Green Award

Richmond Law Honors Constitutional Scholar A.E. Dick Howard with 2026 William Green Award

Principal draftsman of Virginia’s Constitution and longtime UVA professor recognized with the law school’s highest honor.
March 23, 2026

The University of Richmond School of Law has presented the 2026 William Green Award for Professional Excellence to Professor A.E. Dick Howard, one of the nation’s foremost constitutional scholars and the principal draftsman of Virginia’s 1971 Constitution.

Dean Wendy Perdue presented the award to Howard during a ceremony held last week. The Green Award is the law school’s highest honor and represents the most distinguished recognition the school can bestow upon a member of the legal profession.

“Professor Howard has achieved extraordinary success in the law and would meet any definition of professional excellence,” Perdue said.

In accepting the award, Howard shared highlights from his storied career, including his clerkship with U.S. Supreme Court Justice Hugo Black, his role in drafting Virginia’s present constitution, and his opportunity to work with constitution-makers in post-Communist Central and Eastern Europe.

Howard went on to acknowledge the many individuals who have contributed to his success. “I would love to have on the platform the people who put me where I am today,” he said, hailing his undergraduate and law school professors, Justice Black, his fellow constitutional draftsmen, and his mentors.

He gave a special recognition to a cornerstone group that has impacted his career—his students—describing them as cordial, civilized, and fun. “To teach law anywhere is wonderful, but to do so at places like Richmond and UVA is really special.”

Howard is a 1954 graduate of the University of Richmond and earned his law degree from the University of Virginia School of Law, where he serves as the Warner-Booker Distinguished Professor of International Law Emeritus.

In 1968, at just 34 years old, he was appointed executive director of the commission established by Virginia Governor Mills Godwin charged with revising the state’s Constitution.

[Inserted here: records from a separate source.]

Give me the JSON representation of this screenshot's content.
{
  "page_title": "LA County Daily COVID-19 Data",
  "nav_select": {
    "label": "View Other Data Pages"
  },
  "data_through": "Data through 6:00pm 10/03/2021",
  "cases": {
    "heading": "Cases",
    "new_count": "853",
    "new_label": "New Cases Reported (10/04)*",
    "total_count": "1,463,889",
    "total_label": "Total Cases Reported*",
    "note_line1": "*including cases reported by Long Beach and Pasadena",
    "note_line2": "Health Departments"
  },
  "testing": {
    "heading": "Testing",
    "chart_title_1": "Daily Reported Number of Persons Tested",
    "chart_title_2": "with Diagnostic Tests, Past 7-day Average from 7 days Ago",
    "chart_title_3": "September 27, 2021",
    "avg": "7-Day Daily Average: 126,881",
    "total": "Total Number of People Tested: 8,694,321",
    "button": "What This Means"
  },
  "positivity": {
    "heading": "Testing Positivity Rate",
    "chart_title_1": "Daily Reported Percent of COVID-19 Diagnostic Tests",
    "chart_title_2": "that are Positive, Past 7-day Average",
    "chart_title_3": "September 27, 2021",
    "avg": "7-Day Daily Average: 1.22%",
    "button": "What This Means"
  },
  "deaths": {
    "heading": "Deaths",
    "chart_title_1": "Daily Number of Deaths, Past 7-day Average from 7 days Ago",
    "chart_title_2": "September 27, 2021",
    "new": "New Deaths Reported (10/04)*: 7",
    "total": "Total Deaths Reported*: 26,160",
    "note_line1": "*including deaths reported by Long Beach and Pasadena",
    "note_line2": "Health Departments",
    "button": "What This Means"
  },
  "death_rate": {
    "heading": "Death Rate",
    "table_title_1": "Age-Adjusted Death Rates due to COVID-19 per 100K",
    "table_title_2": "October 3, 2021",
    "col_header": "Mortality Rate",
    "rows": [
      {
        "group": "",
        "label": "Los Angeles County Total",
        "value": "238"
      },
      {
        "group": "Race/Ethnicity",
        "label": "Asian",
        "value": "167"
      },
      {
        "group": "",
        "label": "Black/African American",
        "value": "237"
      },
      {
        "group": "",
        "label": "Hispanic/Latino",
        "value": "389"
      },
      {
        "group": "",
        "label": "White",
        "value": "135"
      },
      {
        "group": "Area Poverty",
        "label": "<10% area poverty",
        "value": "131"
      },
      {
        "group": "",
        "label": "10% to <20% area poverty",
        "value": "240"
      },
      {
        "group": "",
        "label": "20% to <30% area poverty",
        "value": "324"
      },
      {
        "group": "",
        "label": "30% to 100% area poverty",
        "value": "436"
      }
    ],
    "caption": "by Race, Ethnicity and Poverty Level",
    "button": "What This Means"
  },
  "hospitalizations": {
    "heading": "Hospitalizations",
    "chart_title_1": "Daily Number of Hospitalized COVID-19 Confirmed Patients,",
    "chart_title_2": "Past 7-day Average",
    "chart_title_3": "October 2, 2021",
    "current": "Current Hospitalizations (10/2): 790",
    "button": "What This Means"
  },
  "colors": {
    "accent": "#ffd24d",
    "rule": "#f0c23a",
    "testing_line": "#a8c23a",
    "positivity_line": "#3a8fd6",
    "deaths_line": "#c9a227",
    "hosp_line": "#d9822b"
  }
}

In that role, Howard served as the Constitution’s primary draftsman.

The proposed document sought to make Virginia’s government more responsive and accountable to its people. Among its most significant provisions was the assurance that every resident would have access to an education, a pointed response to the era of “massive resistance,” when some school systems chose to close rather than integrate.

Ratified in 1971, that Constitution remains in force today.

The Green Award is named for Judge William Green, one of the three original law professors at Richmond College. In 1870, Green challenged the law school’s first entering class to consider the question, “What is success in the law?” His answer: “the pursuit of excellence”—a ceaseless effort to realize one’s potential and strive always to do better. That principle continues to guide the selection of Green Award recipients.

Past honorees include some of the most influential legal minds in the nation, including U.S. Supreme Court Chief Justices William Rehnquist and John Roberts, Jr., Justice Sandra Day O’Connor, civil rights activist Oliver White Hill, Sr., and Senator Tim Kaine and Anne Holton.